Carbonell se quedó boquiabierto.

—Pero, ¿de qué diablos estás hablando?

—Ya te lo expliqué ayer —le recordó el otro—. Nos enfrentamos a dos casos diferentes, pero en realidad unidos por un pacto de sangre.

—¿Me he perdido algo? —insistió, un tanto molesto. Su colega parecía saberlo todo, pero no era capaz de compartir la información.

—Carbonell, no te lo tomes a mal… pero a veces el amor nos ciega tanto que no vemos lo que se muestra ante nuestros ojos.

El aludido asintió con un perspicaz gruñido.

—Reconozco que últimamente no le he prestado demasiada atención al asunto —admitió de mala gana, al cabo de una breve pausa—. Pero ha sido porque tenía la seguridad de que tú estabas ahí… que la investigación seguía adelante.

—Por eso debes confiar en mí. Lo sabrás todo a su tiempo.

—Te gusta mantener el misterio hasta el final, ¿no es cierto?

—Es más excitante —respondió Fernández-Luna con ironía. Alzó la mirada para comprobar la posición del sol—. Bueno, ya es hora de que nos pongamos a trabajar. Acércate al Hotel Condal en cuanto te sea posible, a ver qué te dicen de Luisa.

—¿Y si no ha vuelto todavía?

—Entonces no hace falta que te preocupes más por ella. Habrá desaparecido para siempre, como su amiga Conchita.

—Comprendo…

—Pero antes de ir a buscarla, necesito que me hagas otro favor. Quiero que te pongas en contacto con Honorato Pellicer, el oficial de prisiones de la Modelo y jefe de los guardianes, y también con Torrench… el vigilante que se quedó dormido la noche de autos. Diles que se presenten esta tarde a las seis en Jefatura. Pero cítales para venir por separado. Ese detalle es muy importante, recuérdalo —insistió—. Yo iré en cuanto me sea posible.

—La cocaína fue expedida a un funcionario de la cárcel. ¿Crees que Agamenón pueda ser uno de ellos?

—Existe una posibilidad. Pero mi intención no es interrogarlos, sino pedirles ayuda.

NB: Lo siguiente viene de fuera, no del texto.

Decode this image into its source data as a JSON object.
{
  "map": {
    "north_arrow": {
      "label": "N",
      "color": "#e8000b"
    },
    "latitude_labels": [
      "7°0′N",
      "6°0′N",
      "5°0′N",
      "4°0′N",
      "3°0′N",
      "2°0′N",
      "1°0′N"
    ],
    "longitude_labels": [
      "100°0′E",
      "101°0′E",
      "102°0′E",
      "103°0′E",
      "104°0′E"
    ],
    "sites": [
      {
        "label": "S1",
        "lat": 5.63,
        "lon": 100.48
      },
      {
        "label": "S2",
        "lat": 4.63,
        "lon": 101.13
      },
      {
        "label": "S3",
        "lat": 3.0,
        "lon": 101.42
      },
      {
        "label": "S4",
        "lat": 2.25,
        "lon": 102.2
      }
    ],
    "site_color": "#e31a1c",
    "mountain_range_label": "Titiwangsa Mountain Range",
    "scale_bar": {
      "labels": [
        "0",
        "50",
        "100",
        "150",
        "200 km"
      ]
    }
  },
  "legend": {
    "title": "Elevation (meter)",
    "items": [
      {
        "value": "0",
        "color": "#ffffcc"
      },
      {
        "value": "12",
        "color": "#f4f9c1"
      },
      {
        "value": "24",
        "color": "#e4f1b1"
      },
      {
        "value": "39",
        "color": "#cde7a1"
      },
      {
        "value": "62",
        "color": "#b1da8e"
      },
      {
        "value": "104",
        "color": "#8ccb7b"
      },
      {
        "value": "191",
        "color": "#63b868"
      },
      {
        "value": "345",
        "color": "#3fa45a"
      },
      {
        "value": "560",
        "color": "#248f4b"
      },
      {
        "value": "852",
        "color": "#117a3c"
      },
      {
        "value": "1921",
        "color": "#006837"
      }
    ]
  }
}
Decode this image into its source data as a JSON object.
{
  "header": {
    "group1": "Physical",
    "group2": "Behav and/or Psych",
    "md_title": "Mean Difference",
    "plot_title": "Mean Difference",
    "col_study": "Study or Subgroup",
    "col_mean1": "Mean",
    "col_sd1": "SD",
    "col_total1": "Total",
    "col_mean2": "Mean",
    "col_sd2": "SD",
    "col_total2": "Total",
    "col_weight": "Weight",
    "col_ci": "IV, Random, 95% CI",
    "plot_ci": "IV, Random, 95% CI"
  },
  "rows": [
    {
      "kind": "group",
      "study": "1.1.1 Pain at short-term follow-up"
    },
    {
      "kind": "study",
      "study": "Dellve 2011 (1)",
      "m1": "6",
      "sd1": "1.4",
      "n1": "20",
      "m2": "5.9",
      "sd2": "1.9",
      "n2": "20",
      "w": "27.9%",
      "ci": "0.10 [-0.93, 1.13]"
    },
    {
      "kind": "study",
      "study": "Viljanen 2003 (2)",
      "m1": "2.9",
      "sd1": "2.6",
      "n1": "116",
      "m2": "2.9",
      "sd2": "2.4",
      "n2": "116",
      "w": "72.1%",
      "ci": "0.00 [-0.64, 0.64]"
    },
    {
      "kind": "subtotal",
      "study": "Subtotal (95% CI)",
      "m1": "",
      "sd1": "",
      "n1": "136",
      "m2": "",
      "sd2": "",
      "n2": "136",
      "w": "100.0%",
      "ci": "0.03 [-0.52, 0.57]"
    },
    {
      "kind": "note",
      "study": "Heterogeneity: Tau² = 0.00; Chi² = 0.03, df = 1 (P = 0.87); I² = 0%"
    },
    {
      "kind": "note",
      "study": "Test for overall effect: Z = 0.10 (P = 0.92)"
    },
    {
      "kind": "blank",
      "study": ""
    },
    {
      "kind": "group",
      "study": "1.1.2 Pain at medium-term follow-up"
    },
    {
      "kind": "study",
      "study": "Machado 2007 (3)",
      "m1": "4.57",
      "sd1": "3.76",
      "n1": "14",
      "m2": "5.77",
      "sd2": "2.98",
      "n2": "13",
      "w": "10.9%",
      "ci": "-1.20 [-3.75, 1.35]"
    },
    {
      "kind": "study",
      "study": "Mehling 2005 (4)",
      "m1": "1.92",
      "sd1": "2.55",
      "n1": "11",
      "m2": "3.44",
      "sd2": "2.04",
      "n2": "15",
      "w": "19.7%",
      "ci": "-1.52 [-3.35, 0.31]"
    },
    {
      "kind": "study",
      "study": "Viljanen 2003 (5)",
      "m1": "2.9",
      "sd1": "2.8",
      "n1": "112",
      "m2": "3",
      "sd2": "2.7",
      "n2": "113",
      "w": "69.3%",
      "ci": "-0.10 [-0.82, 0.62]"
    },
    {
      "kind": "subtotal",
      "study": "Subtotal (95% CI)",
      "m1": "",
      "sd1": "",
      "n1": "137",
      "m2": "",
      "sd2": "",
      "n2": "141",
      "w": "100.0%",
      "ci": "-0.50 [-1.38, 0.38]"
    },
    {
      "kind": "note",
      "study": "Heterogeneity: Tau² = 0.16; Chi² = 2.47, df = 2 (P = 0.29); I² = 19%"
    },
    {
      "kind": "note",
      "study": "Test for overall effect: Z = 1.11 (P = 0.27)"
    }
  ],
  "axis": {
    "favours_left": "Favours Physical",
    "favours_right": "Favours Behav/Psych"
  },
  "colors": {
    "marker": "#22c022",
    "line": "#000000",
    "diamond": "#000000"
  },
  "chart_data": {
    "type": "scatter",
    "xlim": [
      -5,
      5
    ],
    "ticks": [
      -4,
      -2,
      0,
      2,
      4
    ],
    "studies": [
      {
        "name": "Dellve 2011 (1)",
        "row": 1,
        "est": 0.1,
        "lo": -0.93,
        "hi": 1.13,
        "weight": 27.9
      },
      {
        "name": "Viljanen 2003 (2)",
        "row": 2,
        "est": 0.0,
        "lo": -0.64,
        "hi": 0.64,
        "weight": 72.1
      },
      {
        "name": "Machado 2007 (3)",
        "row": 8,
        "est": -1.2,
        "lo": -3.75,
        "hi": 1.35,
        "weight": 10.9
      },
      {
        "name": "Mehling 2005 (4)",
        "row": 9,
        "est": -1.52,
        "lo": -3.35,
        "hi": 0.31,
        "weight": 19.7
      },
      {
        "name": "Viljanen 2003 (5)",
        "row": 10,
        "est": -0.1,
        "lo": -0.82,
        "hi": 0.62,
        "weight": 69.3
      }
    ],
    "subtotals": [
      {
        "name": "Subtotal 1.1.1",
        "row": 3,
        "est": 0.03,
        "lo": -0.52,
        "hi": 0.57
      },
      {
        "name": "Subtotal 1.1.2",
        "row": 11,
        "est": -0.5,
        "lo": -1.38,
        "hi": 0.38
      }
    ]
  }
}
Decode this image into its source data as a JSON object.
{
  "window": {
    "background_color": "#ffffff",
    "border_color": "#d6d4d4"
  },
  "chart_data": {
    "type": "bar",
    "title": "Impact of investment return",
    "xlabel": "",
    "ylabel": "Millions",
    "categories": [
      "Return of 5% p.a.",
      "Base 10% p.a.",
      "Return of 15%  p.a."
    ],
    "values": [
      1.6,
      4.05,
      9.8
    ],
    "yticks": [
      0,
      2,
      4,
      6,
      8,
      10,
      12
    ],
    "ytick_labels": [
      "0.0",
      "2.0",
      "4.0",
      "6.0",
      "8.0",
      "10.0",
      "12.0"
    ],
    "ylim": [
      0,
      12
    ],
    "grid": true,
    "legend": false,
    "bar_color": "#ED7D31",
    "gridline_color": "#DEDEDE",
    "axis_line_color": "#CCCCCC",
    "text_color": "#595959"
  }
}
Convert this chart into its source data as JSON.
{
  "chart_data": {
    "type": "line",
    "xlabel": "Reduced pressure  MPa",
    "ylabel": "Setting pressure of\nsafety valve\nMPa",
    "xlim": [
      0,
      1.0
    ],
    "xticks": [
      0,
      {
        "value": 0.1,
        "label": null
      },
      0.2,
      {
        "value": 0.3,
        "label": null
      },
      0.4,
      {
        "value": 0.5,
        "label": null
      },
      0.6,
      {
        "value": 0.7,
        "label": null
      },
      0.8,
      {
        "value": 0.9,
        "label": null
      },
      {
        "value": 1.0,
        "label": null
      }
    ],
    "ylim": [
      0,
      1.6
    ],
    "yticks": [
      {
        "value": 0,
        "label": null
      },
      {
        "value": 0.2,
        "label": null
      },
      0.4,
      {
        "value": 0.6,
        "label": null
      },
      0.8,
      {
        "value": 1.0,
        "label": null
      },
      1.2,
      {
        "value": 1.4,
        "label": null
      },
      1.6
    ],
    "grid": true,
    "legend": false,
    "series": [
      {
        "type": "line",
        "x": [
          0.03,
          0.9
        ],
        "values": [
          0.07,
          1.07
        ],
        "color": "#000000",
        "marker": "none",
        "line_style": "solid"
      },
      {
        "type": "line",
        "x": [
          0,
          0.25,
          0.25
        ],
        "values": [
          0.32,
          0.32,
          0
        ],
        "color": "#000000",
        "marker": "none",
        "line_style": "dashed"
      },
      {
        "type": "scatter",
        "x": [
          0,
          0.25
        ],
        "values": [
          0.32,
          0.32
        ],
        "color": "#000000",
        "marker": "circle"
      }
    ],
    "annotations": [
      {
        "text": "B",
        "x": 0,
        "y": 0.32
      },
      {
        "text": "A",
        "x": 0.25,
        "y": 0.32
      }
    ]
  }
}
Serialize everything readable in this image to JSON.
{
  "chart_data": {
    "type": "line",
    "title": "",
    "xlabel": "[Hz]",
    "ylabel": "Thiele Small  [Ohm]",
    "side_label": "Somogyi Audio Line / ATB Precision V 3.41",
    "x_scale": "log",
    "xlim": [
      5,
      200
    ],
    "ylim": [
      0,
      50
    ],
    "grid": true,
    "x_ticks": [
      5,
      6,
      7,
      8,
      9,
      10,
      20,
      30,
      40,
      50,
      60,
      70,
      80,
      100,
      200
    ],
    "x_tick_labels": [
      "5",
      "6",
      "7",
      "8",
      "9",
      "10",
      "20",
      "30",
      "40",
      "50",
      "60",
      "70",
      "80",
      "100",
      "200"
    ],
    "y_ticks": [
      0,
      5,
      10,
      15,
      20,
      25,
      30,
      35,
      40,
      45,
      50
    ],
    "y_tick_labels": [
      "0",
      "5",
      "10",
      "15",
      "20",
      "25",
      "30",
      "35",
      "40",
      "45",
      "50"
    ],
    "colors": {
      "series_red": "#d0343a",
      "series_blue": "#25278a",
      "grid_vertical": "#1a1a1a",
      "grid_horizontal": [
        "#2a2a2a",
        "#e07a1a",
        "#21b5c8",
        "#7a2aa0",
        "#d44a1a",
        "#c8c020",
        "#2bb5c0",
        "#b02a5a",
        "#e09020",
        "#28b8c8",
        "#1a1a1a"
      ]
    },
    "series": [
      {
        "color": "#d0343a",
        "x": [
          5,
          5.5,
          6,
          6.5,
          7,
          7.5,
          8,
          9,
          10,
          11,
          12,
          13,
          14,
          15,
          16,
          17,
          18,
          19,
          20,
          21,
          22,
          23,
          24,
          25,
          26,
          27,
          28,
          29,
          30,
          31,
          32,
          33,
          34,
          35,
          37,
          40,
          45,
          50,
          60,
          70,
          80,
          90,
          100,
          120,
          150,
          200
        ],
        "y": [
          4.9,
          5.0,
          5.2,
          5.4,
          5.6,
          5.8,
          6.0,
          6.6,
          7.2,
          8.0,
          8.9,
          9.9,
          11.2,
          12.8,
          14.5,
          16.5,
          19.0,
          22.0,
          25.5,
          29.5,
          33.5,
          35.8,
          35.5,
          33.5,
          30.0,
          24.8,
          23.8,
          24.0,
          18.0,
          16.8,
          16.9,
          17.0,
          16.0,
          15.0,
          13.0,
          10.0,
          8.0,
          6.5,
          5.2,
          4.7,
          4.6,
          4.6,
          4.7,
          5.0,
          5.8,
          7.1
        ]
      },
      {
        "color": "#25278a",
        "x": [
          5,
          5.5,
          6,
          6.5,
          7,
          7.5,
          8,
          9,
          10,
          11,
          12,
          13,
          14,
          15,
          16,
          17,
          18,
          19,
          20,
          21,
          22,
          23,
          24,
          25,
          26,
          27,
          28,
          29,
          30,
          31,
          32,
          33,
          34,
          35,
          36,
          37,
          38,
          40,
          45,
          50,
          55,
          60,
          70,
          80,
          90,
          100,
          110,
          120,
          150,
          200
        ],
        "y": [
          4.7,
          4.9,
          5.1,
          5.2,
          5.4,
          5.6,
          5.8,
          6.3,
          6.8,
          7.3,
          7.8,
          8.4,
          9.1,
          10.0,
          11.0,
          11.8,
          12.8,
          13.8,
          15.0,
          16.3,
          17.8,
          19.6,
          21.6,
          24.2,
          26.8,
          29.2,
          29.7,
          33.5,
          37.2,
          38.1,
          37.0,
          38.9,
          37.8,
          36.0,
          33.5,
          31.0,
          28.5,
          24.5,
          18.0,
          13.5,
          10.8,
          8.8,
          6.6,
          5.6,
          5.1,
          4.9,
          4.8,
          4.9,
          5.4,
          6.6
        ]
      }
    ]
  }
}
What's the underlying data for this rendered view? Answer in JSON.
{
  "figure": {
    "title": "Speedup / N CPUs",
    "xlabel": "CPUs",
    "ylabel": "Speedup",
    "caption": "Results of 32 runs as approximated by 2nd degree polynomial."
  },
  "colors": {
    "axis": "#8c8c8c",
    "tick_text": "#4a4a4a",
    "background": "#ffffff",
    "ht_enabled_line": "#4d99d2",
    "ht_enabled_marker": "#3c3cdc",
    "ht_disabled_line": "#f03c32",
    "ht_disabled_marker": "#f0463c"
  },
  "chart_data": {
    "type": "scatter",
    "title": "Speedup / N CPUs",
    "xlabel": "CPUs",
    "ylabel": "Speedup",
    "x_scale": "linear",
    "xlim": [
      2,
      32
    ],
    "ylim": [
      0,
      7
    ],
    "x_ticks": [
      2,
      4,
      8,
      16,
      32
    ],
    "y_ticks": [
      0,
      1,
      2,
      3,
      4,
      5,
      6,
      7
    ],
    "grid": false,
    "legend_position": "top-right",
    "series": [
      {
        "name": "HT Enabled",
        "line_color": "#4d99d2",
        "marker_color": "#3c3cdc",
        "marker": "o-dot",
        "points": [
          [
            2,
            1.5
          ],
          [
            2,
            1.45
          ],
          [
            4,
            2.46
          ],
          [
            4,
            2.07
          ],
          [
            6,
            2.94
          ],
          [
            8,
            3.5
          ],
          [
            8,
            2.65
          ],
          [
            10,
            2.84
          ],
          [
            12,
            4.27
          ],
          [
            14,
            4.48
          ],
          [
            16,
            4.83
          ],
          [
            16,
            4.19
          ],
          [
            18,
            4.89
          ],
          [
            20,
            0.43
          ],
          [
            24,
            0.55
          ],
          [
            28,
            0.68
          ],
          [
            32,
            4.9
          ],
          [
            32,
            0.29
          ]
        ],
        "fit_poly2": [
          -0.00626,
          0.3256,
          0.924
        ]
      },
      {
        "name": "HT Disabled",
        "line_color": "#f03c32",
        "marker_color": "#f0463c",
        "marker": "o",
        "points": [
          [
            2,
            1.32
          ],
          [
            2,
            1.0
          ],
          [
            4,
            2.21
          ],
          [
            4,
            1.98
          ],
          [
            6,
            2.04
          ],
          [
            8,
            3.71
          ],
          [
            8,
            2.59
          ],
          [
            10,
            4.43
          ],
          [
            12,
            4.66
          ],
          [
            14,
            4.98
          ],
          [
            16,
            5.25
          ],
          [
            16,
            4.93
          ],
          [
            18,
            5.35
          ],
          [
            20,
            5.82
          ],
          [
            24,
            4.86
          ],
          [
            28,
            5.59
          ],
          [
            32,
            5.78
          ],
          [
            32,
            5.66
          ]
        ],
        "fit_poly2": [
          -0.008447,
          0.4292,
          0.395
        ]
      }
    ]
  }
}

—¿Vas a confiar en esa gente?

—No tengo otra opción. Necesitaré que alguien me eche una mano cuando esté dentro de la penitenciaría.

—Ya… —Mientras se acariciaba la barbilla, Carbonell meditó unos segundos—. ¿Qué harás ahora?

—Antes de sumergirme definitivamente en los bajos fondos del quinto distrito, he de regresar al hotel para cambiarme de ropa. —Le echó un ligero vistazo a su indumentaria—. Esto solo ha sido un ensayo para ver si eras capaz de reconocerme —matizó—. Una vez aseado, iré a hacerle una visita al embajador de los Estados Unidos de América en Barcelona.

—¿Me vas a explicar el motivo? —quiso saber, perplejo una vez más.

—He de entrevistarme con él porque la raíz de este asunto tiene su origen en una ciudad de su país. —Apenas había terminado de hablar cuando, sin tan siquiera despedirse, le dio la espalda a su compañero y fue directo hacia el Hotel Colón. Fingiendo una leve renquera en su pie izquierdo, el supuesto mendigo sacó la botella de coñac del bolsillo de su abrigo y tras quitarle el tapón con la boca bebió un largo trago.

Carbonell lo vio entremezclarse con el resto de la gente, tambaleándose de un lado hacia otro.

—¡Maldito diablo! —murmuró, sintiendo hacia él una profunda admiración.

Jamás había conocido a un policía de la talla de aquel hombre.

—Quiero que esta tarde te encargues de alquilar un carro de transporte y carga —dijo María—. No voy a esperar a mañana para trasladar mis baúles y maletines al barco. Ya he liquidado la cuenta con el propietario del hotel. Le he dicho que regresamos a Estados Unidos por motivos de trabajo… por si a la Policía se le ocurre husmear.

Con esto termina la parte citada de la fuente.